A propositional calculus is a formal system ${\mathcal {L}}={\mathcal {L}}\left(\mathrm {A} ,\ \Omega ,\ \mathrm {Z} ,\ \mathrm {I} \right)$ , where:

The alpha set $\mathrm {A}$ is a countably infinite set of elements called proposition symbols or propositional variables. Syntactically speaking, these are the most basic elements of the formal language ${\mathcal {L}}$ , otherwise referred to as atomic formulas or terminal elements. In the examples to follow, the elements of $\mathrm {A}$ are typically the letters p, q, r, and so on.
The omega set Ω is a finite set of elements called operator symbols or logical connectives. The set Ω is partitioned into disjoint subsets as follows:

$\Omega =\Omega _{0}\cup \Omega _{1}\cup \cdots \cup \Omega _{j}\cup \cdots \cup \Omega _{m}$ .

In this partition, $\Omega _{j}$ is the set of operator symbols of arity j.

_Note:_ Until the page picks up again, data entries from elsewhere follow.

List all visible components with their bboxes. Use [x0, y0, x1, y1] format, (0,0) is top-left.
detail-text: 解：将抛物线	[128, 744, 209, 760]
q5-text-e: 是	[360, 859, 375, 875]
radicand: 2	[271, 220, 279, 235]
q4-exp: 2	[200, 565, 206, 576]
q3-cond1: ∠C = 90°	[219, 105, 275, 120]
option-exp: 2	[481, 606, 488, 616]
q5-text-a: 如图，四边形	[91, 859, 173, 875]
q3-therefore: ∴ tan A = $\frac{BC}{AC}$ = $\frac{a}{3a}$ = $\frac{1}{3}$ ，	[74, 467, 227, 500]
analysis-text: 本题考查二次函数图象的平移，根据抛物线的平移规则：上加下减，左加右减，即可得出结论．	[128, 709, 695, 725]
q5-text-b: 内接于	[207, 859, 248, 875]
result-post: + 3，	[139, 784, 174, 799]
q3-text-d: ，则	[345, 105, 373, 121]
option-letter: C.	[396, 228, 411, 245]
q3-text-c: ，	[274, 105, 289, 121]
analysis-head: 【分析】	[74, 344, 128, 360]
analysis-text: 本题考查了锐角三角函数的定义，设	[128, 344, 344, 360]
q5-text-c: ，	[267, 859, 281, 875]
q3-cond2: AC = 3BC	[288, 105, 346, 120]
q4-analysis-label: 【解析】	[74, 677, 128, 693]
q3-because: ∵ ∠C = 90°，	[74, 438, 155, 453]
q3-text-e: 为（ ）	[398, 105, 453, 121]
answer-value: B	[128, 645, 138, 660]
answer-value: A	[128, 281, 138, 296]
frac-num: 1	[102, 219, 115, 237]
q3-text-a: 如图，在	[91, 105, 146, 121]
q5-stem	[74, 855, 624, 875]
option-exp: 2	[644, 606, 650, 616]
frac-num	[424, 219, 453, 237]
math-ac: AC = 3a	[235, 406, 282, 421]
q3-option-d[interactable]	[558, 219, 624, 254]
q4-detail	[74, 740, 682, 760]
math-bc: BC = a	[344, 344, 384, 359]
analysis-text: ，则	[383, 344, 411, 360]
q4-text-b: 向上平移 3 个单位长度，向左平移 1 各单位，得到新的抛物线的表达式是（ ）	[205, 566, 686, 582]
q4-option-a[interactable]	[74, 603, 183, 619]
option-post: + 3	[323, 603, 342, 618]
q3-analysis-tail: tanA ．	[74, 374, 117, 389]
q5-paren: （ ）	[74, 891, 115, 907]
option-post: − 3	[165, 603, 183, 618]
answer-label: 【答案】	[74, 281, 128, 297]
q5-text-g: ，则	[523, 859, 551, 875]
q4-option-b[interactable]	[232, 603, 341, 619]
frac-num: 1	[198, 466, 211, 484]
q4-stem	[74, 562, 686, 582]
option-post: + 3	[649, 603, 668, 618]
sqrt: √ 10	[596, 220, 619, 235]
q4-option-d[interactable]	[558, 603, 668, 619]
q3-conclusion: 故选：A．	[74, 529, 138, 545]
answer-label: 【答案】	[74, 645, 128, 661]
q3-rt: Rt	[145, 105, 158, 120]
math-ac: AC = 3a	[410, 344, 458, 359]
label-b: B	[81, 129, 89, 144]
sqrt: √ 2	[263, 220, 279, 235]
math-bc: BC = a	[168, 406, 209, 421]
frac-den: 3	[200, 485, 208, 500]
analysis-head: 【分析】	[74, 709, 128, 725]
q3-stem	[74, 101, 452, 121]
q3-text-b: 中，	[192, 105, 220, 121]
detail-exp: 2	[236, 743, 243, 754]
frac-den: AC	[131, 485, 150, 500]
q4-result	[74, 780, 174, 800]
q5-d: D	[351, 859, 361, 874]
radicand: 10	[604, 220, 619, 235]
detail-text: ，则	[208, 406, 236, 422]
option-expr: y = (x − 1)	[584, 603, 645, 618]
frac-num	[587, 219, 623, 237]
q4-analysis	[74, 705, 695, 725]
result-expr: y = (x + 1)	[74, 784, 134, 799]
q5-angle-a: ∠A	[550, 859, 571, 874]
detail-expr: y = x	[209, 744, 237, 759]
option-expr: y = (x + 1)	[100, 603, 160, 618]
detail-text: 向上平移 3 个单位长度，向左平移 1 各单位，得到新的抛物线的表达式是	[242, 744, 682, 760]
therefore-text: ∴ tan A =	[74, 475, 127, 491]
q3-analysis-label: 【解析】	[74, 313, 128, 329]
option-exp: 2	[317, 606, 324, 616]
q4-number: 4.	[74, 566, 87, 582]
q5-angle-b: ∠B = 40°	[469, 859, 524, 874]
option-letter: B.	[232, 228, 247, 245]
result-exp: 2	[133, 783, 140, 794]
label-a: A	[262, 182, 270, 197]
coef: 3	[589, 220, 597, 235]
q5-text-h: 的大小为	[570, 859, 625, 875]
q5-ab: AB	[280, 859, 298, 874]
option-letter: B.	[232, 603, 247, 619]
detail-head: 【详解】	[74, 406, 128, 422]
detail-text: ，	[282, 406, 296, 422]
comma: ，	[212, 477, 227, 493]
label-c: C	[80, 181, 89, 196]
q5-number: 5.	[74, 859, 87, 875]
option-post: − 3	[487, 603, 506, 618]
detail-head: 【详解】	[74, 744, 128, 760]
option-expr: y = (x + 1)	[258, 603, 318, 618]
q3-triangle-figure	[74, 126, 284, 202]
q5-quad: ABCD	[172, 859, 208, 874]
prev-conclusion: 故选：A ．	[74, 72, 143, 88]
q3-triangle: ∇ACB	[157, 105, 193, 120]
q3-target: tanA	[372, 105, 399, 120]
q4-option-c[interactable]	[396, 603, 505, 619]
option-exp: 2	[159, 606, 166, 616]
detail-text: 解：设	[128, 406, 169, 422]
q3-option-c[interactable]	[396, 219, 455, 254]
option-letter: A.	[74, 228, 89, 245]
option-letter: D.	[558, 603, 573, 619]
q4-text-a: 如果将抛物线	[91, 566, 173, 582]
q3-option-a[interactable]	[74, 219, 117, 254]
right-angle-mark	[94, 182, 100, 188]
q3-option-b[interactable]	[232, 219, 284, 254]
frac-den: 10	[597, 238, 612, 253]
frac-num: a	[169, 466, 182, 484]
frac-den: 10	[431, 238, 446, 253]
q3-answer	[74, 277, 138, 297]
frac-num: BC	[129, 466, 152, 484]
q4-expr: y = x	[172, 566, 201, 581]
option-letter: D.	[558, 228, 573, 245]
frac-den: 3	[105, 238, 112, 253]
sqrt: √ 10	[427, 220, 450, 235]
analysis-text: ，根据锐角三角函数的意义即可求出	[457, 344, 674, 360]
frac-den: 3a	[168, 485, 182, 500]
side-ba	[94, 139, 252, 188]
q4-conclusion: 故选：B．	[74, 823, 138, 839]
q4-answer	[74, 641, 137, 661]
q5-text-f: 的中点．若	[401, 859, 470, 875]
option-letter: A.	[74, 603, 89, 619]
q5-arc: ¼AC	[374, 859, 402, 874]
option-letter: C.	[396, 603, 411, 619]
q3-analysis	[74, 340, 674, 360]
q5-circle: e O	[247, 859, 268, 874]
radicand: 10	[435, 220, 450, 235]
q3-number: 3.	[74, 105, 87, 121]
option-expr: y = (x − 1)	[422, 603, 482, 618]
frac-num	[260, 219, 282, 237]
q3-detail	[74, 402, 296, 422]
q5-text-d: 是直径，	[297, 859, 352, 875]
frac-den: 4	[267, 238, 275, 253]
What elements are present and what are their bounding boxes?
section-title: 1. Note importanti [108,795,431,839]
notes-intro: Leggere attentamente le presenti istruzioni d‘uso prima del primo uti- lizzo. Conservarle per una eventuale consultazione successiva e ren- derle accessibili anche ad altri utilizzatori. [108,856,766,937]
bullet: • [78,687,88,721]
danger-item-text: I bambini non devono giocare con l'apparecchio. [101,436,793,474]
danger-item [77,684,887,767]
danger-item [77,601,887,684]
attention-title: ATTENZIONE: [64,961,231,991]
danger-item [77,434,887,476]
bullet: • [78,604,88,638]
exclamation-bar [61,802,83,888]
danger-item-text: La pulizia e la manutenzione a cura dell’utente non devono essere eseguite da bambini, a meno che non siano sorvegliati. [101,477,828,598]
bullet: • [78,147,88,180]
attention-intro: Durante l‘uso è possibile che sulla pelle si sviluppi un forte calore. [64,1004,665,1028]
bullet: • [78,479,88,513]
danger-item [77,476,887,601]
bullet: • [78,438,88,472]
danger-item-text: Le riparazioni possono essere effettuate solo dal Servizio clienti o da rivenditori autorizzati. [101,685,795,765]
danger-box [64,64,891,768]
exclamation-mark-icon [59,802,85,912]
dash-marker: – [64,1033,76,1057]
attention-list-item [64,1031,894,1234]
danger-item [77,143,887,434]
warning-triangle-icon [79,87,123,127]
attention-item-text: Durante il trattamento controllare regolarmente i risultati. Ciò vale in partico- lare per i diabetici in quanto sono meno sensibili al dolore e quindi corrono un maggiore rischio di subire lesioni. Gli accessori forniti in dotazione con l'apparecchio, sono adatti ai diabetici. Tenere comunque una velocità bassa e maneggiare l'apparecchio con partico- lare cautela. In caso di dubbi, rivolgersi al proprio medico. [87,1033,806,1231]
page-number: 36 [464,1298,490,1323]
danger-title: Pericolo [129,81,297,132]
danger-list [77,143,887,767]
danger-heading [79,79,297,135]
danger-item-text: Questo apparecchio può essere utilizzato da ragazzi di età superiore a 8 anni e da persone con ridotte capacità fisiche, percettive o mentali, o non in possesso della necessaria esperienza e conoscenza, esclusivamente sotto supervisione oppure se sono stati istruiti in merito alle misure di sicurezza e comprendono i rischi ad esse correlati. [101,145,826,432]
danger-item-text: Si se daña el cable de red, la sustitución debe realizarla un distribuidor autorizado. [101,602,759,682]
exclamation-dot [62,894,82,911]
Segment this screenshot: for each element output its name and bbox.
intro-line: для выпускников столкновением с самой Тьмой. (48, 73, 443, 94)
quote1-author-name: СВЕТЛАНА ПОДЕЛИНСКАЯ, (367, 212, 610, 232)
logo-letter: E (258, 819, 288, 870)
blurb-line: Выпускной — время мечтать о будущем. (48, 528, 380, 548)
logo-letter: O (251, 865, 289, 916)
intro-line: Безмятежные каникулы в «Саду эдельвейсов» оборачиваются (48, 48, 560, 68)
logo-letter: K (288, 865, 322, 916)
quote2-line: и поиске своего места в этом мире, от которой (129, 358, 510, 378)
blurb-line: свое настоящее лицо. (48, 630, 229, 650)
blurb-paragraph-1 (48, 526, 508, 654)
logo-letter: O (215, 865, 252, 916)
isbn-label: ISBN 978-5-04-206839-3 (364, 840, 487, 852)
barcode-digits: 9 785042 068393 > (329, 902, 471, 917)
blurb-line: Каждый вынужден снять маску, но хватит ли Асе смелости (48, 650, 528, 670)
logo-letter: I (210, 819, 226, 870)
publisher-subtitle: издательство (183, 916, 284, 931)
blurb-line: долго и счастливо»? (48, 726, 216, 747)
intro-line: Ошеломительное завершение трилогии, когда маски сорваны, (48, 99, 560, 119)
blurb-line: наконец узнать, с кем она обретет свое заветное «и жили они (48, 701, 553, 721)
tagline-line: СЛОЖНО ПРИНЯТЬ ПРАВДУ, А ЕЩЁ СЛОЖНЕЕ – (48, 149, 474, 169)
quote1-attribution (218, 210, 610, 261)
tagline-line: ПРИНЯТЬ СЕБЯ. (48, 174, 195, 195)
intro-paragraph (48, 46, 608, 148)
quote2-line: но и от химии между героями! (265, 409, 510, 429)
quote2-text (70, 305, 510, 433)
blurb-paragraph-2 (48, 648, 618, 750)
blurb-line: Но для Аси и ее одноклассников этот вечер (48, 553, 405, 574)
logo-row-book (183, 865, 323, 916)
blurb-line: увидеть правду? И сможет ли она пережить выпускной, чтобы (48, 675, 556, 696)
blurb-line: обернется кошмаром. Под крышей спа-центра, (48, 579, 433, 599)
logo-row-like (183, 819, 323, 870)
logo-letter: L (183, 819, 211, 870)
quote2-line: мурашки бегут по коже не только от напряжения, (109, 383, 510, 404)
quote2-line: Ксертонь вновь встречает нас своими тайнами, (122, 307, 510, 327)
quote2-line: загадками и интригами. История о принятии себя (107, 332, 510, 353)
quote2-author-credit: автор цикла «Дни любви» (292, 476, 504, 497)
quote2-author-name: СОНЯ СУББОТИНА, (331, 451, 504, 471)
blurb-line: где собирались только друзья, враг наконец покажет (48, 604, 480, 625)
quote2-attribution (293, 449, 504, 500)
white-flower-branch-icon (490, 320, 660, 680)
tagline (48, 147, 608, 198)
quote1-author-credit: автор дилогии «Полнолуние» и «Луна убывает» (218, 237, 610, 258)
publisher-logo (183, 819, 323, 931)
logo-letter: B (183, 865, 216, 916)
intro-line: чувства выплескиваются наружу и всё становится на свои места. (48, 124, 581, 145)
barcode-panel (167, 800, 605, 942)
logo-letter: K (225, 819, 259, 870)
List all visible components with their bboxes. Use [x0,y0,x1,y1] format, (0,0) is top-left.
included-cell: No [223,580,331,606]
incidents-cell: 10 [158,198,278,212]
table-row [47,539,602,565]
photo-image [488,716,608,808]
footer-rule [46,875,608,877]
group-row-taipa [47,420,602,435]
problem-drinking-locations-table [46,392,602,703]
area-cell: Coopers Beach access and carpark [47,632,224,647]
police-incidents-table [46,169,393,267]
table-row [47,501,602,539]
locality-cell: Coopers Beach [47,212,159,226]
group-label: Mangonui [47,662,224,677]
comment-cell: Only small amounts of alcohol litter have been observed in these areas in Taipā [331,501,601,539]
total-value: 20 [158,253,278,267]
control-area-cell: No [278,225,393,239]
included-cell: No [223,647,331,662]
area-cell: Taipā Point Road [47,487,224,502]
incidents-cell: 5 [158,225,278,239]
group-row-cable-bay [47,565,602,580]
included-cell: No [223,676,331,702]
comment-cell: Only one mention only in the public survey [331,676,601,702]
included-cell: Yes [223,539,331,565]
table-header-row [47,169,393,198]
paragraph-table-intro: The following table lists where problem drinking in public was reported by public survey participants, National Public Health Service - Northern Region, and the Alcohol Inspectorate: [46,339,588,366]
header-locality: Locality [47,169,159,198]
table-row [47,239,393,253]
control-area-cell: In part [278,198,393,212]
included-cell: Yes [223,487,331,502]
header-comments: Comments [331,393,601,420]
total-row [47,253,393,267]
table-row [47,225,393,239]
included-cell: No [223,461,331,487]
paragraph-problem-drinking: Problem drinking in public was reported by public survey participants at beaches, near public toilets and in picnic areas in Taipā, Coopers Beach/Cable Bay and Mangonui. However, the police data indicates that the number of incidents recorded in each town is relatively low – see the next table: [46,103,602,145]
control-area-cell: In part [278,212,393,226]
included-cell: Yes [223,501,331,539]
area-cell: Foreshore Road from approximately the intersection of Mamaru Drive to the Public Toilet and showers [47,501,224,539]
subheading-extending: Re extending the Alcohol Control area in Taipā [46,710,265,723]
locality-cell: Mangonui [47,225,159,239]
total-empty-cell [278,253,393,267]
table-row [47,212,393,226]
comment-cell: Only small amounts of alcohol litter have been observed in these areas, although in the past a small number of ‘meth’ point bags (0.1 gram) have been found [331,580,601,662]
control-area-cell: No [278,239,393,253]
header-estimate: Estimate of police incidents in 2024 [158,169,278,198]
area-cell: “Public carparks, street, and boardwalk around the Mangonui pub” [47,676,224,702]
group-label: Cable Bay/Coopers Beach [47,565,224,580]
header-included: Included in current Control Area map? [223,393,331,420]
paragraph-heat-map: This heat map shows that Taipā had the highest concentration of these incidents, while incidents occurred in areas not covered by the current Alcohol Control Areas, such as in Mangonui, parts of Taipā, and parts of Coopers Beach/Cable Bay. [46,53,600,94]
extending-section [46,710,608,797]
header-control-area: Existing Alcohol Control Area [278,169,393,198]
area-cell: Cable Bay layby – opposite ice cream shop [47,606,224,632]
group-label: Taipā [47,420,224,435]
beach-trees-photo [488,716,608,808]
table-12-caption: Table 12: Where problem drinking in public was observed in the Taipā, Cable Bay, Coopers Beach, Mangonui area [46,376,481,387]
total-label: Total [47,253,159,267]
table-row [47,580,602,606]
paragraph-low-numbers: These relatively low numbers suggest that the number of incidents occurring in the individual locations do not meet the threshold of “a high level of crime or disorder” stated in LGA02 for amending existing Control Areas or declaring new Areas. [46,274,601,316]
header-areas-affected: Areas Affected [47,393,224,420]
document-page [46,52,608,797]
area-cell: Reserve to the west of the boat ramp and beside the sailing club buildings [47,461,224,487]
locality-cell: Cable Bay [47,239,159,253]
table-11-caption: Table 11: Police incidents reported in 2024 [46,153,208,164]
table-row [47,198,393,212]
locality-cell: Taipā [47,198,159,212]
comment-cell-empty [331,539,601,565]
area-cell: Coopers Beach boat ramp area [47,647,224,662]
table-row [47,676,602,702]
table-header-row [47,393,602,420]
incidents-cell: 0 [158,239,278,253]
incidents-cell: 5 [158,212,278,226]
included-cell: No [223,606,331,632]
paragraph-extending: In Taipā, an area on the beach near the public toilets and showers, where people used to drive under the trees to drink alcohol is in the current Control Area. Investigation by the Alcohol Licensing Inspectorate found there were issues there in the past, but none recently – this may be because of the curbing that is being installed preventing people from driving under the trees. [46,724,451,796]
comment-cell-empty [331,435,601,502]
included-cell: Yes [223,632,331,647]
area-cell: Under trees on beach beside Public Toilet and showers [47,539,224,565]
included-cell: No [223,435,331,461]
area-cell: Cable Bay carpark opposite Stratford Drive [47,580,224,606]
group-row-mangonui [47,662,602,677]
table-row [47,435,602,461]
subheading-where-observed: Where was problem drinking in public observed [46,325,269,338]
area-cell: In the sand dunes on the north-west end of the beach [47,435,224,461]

In the more familiar propositional calculi, Ω is typically partitioned as follows:

$\Omega _{1}=\{\lnot \}$ ,

$\Omega _{2}\subseteq \{\land ,\lor ,\to ,\leftrightarrow \}$ .

A frequently adopted convention treats the constant logical values as operators of arity zero, thus:

$\Omega _{0}=\{\bot ,\top \}$ .

Some writers use the tilde (~), or N, instead of ¬; and some use v instead of $\vee$ as well as the ampersand (&), the prefixed K, or $\cdot$ instead of $\wedge$ . Notation varies even more for the set of logical values, with symbols like {false, true}, {F, T}, or {0, 1} all being seen in various contexts instead of $\{\bot ,\top \}$ .

The zeta set $\mathrm {Z}$ is a finite set of transformation rules that are called inference rules when they acquire logical applications.
The iota set $\mathrm {I}$ is a countable set of initial points that are called axioms when they receive logical interpretations.

The language of ${\mathcal {L}}$ , also known as its set of formulas, well-formed formulas, is inductively defined by the following rules:

Base: Any element of the alpha set $\mathrm {A}$ is a formula of ${\mathcal {L}}$ .
If $p_{1},p_{2},\ldots ,p_{j}$ are formulas and $f$ is in $\Omega _{j}$ , then $fp_{1}p_{2}\ldots p_{j}$ is a formula.
Closed: Nothing else is a formula of ${\mathcal {L}}$ .

Repeated applications of these rules permits the construction of complex formulas. For example:

By rule 1, p is a formula.
By rule 2, $\neg p$ is a formula.
By rule 1, q is a formula.
By rule 2, $\neg p\lor q$ is a formula.